A instantaneidade aos direitos mitigadores das desigualdades sociais, além de deixar em pouca relevância outras facetas da cidadania, tais como a política e a civil, também não estimulou em sua plenitude o cumprimento dos deveres, uma vez que em uma coletividade os direitos de um indivíduo são garantidos a partir do cumprimento dos deveres dos demais componentes da sociedade.
Neste cenário, estimulou-se a cristalização entre parcela significativa da sociedade brasileira que o Estado é o vilão e o pobre/remediado é o coitadinho que tudo pode, pois historicamente sempre foi espoliado pelo modelo colonizador do país. É como se os protagonistas dos direitos estivessem recebendo uma indenização histórica. Uma visão canhestra e oportunista, estimulada por políticos horizontais que primam apenas pelo momentâneo. Mercadores da imperfeição moral e da impunidade plena e exemplar.

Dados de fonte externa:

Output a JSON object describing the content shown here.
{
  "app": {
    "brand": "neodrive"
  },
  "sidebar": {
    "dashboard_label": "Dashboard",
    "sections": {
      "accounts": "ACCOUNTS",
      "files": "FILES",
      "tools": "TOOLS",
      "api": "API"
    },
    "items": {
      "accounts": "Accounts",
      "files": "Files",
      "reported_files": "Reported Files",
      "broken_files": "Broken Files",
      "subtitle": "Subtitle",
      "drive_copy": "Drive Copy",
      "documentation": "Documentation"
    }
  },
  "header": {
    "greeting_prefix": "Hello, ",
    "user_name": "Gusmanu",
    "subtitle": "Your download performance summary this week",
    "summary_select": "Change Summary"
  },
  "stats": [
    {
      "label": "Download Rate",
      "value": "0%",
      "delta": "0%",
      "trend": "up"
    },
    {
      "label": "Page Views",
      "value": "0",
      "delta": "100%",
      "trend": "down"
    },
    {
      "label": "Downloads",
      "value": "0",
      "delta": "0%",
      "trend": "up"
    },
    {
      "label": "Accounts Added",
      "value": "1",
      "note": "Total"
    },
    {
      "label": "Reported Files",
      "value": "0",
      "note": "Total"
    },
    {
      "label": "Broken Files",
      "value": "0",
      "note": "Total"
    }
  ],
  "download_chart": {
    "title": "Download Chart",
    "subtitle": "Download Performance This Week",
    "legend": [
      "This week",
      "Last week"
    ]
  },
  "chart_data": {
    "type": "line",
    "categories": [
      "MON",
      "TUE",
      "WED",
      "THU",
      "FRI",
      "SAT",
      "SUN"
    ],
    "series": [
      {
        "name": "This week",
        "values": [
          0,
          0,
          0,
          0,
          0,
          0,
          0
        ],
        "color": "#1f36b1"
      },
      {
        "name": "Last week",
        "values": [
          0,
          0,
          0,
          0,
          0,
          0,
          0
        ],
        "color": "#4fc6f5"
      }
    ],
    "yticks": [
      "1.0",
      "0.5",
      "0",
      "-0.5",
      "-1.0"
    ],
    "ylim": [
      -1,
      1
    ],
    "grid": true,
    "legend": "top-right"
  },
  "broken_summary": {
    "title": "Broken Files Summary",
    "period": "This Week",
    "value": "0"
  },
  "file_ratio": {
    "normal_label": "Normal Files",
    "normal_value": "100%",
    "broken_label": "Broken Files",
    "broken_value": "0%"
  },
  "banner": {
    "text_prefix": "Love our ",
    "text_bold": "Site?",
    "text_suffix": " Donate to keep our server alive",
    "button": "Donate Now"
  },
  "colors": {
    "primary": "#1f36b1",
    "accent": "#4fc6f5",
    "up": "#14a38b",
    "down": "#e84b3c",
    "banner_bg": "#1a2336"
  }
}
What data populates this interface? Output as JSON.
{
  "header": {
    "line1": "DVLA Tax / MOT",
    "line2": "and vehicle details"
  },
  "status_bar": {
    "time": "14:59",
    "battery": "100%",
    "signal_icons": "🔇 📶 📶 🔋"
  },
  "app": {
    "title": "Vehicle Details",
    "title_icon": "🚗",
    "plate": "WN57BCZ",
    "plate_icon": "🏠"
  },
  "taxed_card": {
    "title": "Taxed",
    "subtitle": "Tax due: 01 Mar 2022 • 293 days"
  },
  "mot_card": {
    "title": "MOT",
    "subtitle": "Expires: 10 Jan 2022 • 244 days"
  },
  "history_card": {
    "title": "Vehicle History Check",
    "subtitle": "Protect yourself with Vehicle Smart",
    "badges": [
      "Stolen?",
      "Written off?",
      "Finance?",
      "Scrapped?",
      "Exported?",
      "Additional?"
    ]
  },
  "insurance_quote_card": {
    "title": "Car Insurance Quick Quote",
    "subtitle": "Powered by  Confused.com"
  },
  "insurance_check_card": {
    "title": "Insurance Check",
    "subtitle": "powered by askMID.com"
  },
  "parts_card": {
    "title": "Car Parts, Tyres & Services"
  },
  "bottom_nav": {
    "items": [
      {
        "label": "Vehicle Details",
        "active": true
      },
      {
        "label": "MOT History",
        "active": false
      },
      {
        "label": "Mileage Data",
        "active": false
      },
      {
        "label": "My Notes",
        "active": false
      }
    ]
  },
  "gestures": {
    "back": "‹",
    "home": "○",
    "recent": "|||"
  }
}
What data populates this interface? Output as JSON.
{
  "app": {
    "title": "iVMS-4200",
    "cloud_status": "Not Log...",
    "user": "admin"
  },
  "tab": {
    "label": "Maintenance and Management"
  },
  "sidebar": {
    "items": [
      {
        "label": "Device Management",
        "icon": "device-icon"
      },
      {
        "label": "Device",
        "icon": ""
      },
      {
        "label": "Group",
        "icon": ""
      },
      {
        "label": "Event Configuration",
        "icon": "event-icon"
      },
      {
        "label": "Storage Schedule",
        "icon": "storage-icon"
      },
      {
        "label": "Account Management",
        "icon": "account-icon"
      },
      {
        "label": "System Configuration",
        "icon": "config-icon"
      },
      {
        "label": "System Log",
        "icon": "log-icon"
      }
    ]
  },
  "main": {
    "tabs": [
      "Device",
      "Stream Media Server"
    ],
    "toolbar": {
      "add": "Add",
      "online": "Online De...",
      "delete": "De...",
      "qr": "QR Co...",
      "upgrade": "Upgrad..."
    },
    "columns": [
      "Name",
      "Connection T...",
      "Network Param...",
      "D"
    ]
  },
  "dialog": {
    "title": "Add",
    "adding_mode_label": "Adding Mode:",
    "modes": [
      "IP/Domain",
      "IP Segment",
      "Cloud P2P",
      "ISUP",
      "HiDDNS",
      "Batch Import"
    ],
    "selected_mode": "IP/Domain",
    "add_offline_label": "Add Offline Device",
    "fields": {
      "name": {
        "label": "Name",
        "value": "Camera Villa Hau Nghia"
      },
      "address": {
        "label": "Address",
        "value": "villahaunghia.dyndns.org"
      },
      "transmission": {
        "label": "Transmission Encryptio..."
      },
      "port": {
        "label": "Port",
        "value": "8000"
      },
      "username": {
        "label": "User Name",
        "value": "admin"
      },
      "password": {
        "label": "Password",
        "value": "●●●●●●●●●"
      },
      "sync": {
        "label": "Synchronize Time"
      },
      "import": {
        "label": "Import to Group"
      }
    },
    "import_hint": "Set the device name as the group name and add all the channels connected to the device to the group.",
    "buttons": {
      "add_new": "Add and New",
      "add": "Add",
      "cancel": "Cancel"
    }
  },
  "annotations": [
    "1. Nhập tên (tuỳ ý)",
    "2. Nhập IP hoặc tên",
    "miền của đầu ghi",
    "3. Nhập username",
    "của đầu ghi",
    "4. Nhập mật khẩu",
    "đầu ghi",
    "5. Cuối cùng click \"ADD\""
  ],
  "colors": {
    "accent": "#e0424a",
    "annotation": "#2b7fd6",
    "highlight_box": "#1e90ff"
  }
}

Atendo-se apenas ao caso, é necessário entender que a ideia em combater a pobreza passa, necessariamente pela assistência específica a famílias mais necessitadas. Começou, nos anos 80 com as cestas básicas e atualmente está nos cartões. Primeiro se mata a fome e, em seguida, institui-se o ensino de um trabalho. Fragiliza-se o processo, quando se trata os beneficiários como coitadinhos. Abre-se flancos para se perpetrar o imaginário que os incentivos além das fronteiras da miserabilidade são migalhas.
Uma visão turva e mesquinha, que guinda aos cargos agentes públicos ligados partidariamente ao governo de plantão, que quando folgam com o legalismo desaparecem nos labirintos das legendas em voga. O problema não está na rede de proteção social.
Quem assim acha é por que nunca sentiu fome e sempre teve onde dormir, tomar banho, trabalhar e vivenciar o entretenimento social. O transtorno é perpetuar o imaginário coletivo que administração pública tem por fio condutor o paternalismo. Está na hora de crescer e parar de mirar no retrovisor.